Fig. 1 | Workflow of SpaGCN. a, SpaGCN First use graph convolution network (GCN) Integration of gene expression 、 Spatial location and histological information , Then use unsupervised iterative clustering to spot Divided into different spatial domains . GCN Is based on an undirected weighted graph , Every two of them spot The edge weight between the two spot The Euclidean distance between ,spot By spatial coordinates （x,y） And the third dimension z Definition (z From the histological image RGB It's worth getting ). b, For each detected spatial domain ,SpaGCN adopt domain Guided DE Analysis and identification SVG or meta genes.

Methods

The network parameters and cluster centroids are simultaneously optimized by minimizing L using stochastic gradient descent with momentum. This unsupervised iterative clustering algorithm has previously been utilized for scRNA-seq analysis and showed superior performance over Louvain’s method.

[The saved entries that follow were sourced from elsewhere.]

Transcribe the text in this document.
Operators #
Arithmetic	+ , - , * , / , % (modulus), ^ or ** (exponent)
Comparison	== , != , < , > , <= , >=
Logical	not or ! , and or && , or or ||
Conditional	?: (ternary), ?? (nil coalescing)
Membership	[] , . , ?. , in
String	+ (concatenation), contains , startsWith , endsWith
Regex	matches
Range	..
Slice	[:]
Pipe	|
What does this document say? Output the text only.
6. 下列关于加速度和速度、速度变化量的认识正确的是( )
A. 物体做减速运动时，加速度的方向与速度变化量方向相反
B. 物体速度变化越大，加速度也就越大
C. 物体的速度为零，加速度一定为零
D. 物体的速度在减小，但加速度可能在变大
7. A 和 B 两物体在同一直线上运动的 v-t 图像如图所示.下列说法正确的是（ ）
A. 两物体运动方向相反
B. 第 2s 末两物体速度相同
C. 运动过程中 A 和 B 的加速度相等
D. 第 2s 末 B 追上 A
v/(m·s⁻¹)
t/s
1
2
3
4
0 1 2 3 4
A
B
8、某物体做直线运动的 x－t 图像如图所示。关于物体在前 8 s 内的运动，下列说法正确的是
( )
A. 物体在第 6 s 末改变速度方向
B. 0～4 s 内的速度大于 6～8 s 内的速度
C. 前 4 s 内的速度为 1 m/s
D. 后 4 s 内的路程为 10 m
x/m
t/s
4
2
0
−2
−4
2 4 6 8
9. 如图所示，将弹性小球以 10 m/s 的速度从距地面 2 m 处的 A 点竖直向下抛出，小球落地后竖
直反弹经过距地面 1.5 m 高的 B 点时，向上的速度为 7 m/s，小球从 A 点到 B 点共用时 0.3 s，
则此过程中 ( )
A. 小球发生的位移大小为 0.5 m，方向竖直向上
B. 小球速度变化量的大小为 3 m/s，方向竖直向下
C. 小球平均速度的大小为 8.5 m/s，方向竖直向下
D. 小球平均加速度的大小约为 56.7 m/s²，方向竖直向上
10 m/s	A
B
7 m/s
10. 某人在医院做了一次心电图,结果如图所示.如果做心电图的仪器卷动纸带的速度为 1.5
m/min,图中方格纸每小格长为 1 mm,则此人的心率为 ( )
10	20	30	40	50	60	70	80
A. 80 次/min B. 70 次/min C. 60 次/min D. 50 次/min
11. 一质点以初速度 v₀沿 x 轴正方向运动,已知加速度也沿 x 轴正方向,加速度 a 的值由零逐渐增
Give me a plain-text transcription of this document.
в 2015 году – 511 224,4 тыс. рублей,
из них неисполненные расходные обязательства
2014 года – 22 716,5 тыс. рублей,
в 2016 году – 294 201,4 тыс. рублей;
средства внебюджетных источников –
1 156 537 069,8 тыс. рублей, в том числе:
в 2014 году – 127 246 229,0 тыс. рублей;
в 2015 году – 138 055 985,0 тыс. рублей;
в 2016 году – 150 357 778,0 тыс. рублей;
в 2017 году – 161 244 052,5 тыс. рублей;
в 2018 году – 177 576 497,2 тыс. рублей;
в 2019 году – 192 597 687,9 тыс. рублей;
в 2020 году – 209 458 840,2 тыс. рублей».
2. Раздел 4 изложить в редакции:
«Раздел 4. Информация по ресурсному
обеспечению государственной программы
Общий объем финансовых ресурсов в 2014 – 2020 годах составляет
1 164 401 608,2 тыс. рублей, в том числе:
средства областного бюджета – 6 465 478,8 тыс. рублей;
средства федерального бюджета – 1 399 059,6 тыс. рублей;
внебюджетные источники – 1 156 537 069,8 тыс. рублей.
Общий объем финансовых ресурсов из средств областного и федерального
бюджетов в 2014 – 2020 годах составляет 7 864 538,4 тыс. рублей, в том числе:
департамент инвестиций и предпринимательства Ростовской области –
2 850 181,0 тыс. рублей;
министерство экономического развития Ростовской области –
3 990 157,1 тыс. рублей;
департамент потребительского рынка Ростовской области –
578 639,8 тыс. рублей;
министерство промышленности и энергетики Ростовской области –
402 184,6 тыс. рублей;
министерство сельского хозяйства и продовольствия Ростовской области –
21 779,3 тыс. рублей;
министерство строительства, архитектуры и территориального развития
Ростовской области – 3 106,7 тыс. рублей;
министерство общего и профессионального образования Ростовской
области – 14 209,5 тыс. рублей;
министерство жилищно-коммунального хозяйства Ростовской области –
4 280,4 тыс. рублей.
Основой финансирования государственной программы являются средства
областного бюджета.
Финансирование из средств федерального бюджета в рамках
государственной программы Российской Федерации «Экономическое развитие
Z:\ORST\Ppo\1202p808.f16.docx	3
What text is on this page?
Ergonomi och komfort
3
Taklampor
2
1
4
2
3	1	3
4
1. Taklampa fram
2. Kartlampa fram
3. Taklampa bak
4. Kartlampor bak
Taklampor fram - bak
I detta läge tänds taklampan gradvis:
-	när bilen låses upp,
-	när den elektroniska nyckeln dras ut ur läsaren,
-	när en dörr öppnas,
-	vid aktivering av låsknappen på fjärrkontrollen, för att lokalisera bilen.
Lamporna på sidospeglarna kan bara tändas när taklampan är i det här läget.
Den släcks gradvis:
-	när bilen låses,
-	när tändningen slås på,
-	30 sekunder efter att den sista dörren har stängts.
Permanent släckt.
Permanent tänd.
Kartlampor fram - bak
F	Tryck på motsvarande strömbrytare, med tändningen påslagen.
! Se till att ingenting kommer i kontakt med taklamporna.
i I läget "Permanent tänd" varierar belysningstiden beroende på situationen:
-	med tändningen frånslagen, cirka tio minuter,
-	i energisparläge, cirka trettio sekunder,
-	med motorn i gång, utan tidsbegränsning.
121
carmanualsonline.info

After clustering, SpaGCN also provides an optional refinement step for the clustering result. In this step, SpaGCN examines the domain assignment of each spot and its surrounding spots. For a given spot, if more than half of its surrounding spots are assigned to a different domain, this spot will be relabeled to the same domain as the major label of its surrounding spots. As this refinement step only relabels a few spots, it has little impact on the downstream SVG detection. We performed cluster refinement only for the human dorsolateral prefrontal cortex 10x Visium data and the STARmap data when comparing to their manual annotations with clear domain boundaries.